As Byron Farwell wrote 35 years ago in his book “Queen Victoria’s Little Wars,” the more far flung a great nation’s interests, the more pretexts for war present themselves: protecting one’s citizens or businesses; repelling an attack you provoked in the first place; filling “a power vacuum” to “restore law and order”; preventing another country from expanding its empire, or suppressing a rebellion “by those who did not understand the benefits of British rule and were ungrateful for the blessings of English civilization bestowed upon them.” President Bush often seems as puzzled by the ungrateful Iraqis as Queen Victoria must have been by the Afghans or, for that matter, the Boers. But, of course, in those days the people Rudyard Kipling sometimes called “the Fuzzy-Wuzzies” didn’t crash airplanes into London’s towers.
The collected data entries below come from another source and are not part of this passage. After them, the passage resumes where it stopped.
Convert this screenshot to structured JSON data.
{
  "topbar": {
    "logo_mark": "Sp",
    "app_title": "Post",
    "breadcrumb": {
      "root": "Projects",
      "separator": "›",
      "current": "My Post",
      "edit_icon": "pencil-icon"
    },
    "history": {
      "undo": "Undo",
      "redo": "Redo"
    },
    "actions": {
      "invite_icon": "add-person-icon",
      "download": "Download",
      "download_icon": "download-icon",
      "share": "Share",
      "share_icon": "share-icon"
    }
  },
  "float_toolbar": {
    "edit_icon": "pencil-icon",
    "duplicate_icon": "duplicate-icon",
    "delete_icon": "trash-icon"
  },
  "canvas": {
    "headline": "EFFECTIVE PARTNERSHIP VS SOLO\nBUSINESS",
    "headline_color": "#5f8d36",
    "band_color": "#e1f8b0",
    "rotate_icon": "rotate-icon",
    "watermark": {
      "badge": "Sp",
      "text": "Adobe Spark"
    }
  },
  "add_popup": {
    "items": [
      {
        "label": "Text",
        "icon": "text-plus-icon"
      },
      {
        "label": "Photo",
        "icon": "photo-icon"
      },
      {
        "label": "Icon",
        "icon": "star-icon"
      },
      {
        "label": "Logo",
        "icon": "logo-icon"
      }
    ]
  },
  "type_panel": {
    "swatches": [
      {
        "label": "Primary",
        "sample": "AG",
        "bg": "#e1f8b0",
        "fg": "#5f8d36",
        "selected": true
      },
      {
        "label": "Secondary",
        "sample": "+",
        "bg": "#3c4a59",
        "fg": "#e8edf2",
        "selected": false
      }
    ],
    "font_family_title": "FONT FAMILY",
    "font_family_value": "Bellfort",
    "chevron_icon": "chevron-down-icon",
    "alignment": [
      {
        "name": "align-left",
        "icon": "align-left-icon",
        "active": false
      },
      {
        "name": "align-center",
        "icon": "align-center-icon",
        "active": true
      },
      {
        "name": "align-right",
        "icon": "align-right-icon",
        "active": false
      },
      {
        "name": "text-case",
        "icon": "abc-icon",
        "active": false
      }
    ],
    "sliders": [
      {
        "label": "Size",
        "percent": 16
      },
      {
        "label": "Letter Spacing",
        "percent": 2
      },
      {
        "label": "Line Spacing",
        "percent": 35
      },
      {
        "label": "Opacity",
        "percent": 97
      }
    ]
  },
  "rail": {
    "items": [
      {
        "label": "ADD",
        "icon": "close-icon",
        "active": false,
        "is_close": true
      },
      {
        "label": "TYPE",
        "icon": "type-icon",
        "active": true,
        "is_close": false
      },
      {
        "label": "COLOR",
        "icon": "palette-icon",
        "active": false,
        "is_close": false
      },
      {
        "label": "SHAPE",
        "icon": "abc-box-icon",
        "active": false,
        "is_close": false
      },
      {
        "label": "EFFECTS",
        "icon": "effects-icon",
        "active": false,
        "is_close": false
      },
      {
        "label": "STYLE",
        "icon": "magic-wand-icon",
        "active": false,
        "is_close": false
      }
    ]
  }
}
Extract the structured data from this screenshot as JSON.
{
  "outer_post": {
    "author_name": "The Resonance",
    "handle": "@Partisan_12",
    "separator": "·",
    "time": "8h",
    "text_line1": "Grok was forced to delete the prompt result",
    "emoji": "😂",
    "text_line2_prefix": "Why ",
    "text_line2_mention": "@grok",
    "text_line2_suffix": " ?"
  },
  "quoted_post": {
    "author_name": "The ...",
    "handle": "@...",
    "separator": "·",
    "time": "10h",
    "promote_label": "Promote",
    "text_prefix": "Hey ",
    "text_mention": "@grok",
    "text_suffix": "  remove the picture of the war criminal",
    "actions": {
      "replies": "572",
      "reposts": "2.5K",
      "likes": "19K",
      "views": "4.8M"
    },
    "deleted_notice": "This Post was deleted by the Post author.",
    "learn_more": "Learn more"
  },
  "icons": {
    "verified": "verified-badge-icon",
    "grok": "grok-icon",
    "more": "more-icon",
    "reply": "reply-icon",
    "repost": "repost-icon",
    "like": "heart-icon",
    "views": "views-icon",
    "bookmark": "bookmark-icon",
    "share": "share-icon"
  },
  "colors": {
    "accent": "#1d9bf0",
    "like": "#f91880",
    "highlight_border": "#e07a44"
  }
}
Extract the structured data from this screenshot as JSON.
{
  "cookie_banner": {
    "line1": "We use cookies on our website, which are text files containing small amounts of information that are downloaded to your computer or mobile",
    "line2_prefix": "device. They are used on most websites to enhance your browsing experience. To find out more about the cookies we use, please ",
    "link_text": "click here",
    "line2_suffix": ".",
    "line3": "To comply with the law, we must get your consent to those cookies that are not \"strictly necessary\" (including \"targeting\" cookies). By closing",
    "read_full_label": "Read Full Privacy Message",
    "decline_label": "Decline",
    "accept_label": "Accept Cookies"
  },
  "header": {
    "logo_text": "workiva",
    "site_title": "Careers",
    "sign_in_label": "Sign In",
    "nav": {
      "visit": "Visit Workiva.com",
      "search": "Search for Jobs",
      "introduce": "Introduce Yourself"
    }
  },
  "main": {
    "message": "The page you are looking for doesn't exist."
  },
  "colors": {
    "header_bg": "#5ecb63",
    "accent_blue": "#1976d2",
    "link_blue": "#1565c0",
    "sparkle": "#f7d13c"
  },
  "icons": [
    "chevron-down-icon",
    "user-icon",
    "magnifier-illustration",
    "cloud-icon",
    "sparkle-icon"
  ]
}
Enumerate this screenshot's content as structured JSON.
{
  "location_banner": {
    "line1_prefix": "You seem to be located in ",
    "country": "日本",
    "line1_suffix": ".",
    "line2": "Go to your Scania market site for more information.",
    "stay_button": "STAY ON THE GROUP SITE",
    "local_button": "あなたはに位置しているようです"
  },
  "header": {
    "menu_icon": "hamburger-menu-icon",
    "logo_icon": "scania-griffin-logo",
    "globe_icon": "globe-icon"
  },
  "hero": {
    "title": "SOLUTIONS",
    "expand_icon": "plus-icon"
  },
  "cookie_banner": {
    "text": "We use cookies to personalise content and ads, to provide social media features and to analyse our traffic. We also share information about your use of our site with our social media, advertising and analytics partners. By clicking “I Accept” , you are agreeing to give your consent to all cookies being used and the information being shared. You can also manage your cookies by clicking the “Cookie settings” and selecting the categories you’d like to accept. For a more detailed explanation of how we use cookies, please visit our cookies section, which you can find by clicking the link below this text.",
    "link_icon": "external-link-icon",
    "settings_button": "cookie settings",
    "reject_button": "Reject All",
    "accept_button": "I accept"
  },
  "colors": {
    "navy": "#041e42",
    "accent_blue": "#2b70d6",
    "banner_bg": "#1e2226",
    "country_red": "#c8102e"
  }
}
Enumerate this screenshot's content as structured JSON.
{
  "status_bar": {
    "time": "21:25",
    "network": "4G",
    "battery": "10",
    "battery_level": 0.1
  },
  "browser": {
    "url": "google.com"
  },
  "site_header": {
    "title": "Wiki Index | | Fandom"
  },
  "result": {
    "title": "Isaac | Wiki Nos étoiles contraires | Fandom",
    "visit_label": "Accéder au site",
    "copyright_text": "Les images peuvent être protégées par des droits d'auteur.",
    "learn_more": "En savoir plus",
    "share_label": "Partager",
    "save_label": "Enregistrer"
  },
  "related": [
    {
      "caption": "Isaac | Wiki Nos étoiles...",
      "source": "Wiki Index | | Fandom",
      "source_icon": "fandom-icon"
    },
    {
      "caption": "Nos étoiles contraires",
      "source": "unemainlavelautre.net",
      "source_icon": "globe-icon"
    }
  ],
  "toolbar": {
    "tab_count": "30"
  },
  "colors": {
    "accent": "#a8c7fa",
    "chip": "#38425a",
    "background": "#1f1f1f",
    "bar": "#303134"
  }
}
Unfortunately, withdrawing all U.S. cultural and political influence from the Islamic world isn't really an option at this point. The best we can do is try to mitigate the downside our presence creates among certain segments of the population. The way to do that is with a well-designed strategy of communicating with the people who wish we would go away. It's called "public diplomacy" and the Bush Administration does a lousy job of it.

I know that "winning hearts and minds" sounds like leftist lunacy to some people. Here's the problem: there is no other way out of the current mess. We cannot kill a billion Muslims. We certainly cannot pacify them and make them like us. Our attempts to do so have had the opposite effect.
As I've said, the Islamic world is not unified against us - yet. Somehow we have to convince non-Jihadist Islam to deal with the problem of its fringe elements. Until we figure out how to do that, this war will not end. It will only get worse.